Musst halt aufpassen, dass der Client nicht ungeduldig wird und mehrmals hintereinander die gleiche Anfrage stellt.


----------



## Tallan (1. Sep 2009)

Michael... hat gesagt.:


> Zielt Deine Frage auf was bestimmtes ab? Prinzipiell brauchst Du für jeden Client einen Thread in dem der Server auf deren Anfragen wartet.
> Die Serveranfrage an die Datenbank kann, muss aber nicht in seperaten Threads laufen.
> Musst halt aufpassen, dass der Client nicht ungeduldig wird und mehrmals hintereinander die gleiche Anfrage stellt.



Es geht mir darum wie ich soetwas am "saubersten" löse, also z.b die jeweils einezelnen anfragen in einen thread zu packen oder z.b. einen permanent laufenden thread für jeden client schaffen.....


----------



## MrWhite (1. Sep 2009)

Wieso einen eigenen Server schreiben? Warum nicht einen Application-Server nehmen der dir die Kommunikation abnimmt? Brauchst ja nicht zwangsweise ueber http kommunizieren, wenn du den overhead scheust.

Was du vorhast hoert sich fuer mich stark nach einen WebService Szenario an. Schonmal Apache Axis 2 angeschaut?


----------



## maki (1. Sep 2009)

Webservices um Java Clients mit Java Servern kommunizieren zu lassen ist nicht gerade eine effiziente Lösung...

Ansonsten gibt es da RMI, Spring Remoting, EJBs. etc. pp.


----------



## Tallan (1. Sep 2009)

MrWhite hat gesagt.:


> Wieso einen eigenen Server schreiben? Warum nicht einen Application-Server nehmen der dir die Kommunikation abnimmt? Brauchst ja nicht zwangsweise ueber http kommunizieren, wenn du den overhead scheust.
> 
> Was du vorhast hoert sich fuer mich stark nach einen WebService Szenario an. Schonmal Apache Axis 2 angeschaut?



nein ganz und garnicht es handelt sich um ein clientprogramm das per rmi vom server daten anfragt.


----------



## MrWhite (1. Sep 2009)

Naja, in dem Fall:

Fuer jeden Client einen Thread zu erstellen kickt deinen Server bei vielen Clients in Nirvana. Verwende zumindest einen ThreadPool und lasse den Client warten bis was frei wird.

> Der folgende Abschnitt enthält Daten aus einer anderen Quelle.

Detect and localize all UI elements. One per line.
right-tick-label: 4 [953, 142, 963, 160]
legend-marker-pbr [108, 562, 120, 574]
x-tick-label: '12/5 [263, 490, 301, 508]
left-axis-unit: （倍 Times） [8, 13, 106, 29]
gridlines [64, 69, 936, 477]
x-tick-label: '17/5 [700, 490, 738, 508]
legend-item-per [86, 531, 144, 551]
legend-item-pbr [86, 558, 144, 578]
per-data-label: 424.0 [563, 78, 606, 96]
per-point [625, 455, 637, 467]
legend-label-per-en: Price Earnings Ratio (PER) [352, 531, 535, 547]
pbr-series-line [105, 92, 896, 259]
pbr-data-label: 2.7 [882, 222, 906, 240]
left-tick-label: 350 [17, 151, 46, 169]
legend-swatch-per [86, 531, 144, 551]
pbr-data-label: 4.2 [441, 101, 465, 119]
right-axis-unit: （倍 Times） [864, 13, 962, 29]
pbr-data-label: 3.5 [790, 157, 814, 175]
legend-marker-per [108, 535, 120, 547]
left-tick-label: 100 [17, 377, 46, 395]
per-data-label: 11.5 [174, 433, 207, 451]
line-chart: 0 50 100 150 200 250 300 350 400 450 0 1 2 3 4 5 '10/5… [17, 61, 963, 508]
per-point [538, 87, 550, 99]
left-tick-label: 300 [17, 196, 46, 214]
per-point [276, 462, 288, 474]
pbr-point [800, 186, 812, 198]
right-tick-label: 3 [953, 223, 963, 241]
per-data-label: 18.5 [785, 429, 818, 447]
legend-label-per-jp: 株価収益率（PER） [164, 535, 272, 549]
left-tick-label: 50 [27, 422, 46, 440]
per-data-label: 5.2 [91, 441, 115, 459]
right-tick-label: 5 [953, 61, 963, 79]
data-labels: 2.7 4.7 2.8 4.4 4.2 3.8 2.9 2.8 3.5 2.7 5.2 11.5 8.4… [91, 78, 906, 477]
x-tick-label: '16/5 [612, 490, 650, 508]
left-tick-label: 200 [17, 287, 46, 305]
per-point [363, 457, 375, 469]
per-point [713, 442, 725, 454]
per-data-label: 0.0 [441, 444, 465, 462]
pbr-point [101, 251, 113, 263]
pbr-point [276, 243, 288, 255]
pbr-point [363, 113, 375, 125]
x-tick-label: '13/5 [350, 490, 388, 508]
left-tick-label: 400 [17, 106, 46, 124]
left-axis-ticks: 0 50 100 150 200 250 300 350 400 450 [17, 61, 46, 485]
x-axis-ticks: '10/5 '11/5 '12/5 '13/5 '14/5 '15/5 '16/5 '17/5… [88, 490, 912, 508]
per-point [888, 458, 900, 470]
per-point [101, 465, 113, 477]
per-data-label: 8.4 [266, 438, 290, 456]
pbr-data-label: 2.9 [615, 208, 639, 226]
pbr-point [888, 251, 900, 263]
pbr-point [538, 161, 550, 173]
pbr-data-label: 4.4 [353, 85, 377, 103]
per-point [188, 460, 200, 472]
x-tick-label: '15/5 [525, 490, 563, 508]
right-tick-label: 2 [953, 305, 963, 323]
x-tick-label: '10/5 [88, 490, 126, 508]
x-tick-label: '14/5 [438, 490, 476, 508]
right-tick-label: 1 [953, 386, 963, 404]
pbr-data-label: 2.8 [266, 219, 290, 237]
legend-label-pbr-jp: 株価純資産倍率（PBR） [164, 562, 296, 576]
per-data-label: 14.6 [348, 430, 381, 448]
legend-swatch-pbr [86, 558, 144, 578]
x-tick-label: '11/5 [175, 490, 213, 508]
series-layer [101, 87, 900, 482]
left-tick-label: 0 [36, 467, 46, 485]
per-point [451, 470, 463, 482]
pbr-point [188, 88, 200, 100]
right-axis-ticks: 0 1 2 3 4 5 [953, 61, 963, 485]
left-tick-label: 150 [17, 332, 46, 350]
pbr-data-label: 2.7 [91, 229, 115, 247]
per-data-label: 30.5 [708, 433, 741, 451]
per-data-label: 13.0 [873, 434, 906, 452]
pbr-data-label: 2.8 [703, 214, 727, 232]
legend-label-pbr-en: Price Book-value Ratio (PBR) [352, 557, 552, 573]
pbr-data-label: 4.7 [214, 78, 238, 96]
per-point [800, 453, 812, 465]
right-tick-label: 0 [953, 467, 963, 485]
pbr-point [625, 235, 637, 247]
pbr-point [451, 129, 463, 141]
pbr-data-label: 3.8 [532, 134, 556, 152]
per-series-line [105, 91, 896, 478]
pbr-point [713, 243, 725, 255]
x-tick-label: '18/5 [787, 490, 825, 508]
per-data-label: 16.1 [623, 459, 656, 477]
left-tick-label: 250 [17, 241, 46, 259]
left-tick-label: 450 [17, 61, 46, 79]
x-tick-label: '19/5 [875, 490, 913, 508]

Daumenregel fuer gute Performanz unter win32 war AnzahlThreads=Cores*8 oder Cores*16 iirc, wobei das stark abhaengig von der Plattform ist.


----------



## Tallan (1. Sep 2009)

MrWhite hat gesagt.:


> Naja, in dem Fall:
> 
> Fuer jeden Client einen Thread zu erstellen kickt deinen Server bei vielen Clients in Nirvana. Verwende zumindest einen ThreadPool und lasse den Client warten bis was frei wird.
> 
> Daumenregel fuer gute Performanz unter win32 war AnzahlThreads=Cores*8 oder Cores*16 iirc, wobei das stark abhaengig von der Plattform ist.



dann würde ich also besser für die einzelnen transaktionen bzw methodenaufrufe threads benutzt, die sind ja sehr schnell wieder beendet?!


----------



## MrWhite (1. Sep 2009)

Ich bin kein Experte auf dem Gebiet aber:
RMI hat doch per se schon ein Pooling, oder tauesch ich mich da? Was musst du dich dann ueberhaupt noch um solche Geschichten kuemmern?

RMI sollte doch einfach ein POJO aus dem Pool holen, deine Methode ausfuehren und fertig. Wieso musst du dich noch um solche Geschichten kuemmern? Wenn die Datenbankzugriffe hier das Bottleneck darstellen, dann nimm einen Threadpool und lasse deine Workerthreads die Abfragen nacheinander abarbeiten.


----------